I understand your office was destroyed, and you’re working out of a shipping container converted into a medical office. What has that experience been like?
Yes, my primary healthcare facility collapsed. Since the second month after the quake, we have been caring for patients inside the containers which were converted as mobile health units. I can say that it’s at least better to have a place to serve people in need than having no place to serve them.
What would you like people outside of Turkey to know about how people in Antakya are doing today, several months after the earthquakes? Is there anything else you’d like to share about how the earthquakes have changed you or the way you practice medicine in any way?
Five months after the earthquake, people lost everything that they used to have before, like big apartments, expensive carpets, tens of shoes they had, couches, etc. It’s all under the rubble.

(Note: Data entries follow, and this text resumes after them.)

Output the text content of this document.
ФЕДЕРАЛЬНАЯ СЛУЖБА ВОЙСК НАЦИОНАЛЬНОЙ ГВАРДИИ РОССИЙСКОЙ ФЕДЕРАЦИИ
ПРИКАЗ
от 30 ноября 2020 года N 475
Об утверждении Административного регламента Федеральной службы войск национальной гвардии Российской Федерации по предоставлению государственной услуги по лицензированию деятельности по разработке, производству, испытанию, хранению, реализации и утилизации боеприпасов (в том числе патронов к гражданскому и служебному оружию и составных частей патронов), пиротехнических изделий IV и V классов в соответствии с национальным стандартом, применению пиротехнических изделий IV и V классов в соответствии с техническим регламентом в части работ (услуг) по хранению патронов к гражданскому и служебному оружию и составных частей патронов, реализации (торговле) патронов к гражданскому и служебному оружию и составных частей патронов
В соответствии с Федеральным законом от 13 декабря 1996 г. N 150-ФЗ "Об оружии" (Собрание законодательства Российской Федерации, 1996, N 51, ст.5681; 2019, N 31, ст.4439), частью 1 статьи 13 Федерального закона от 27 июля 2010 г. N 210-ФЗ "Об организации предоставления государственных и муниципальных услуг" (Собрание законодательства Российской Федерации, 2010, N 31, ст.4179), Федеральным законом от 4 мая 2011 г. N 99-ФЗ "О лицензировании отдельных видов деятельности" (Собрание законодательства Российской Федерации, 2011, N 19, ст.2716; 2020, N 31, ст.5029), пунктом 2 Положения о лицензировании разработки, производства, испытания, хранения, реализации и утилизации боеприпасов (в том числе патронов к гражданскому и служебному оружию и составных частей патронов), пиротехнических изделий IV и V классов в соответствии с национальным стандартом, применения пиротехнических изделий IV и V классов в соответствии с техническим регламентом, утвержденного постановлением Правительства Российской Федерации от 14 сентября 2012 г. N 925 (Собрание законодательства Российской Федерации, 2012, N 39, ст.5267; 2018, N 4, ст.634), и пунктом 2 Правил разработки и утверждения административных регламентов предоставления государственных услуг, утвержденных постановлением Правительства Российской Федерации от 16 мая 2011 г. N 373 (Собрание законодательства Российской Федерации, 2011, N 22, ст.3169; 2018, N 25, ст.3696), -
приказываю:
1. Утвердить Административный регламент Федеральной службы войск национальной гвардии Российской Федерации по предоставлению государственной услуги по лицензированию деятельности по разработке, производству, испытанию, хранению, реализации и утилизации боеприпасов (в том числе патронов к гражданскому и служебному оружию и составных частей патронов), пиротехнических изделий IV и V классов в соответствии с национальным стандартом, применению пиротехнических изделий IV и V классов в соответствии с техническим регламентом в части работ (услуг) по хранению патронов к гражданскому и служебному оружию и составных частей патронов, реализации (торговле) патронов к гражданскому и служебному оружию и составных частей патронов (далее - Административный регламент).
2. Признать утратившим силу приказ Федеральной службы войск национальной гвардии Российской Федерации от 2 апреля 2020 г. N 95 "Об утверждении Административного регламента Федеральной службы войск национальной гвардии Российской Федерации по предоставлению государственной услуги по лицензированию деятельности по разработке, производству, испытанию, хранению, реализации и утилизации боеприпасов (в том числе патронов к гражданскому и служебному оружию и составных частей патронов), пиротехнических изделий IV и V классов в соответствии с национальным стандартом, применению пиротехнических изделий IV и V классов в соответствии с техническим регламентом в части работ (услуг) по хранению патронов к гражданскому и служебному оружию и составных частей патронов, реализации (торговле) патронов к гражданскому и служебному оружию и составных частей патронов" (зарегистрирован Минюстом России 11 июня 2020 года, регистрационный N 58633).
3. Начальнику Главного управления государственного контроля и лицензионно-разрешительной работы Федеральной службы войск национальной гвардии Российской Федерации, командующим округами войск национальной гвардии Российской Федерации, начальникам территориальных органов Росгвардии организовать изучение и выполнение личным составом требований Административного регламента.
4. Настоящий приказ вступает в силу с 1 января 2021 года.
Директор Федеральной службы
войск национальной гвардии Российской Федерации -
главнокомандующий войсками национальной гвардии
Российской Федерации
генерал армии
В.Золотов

We now live in containers of 28 m2 (about 300 sq. ft.); restaurants, hairdressers, pharmacies, banks, are all in containers, and we might have to get used to that. Life still goes on despite everything. What makes the people hold on is the solidarity that they feel, both national and international solidarity, which keeps us alive and strong.
People can lose everything in a second: beloved ones, properties, money, but solidarity is the cure for staying alive. Whatever happens, I wish we that we will continue to hold onto each other and keep the solidarity alive globally.
Since February 2023, Direct Relief has shipped more than $82 million in medical aid in response to the earthquake’s impacts in Turkey and Syria, and provided more than $3 million to groups providing medical care in the earthquake zones.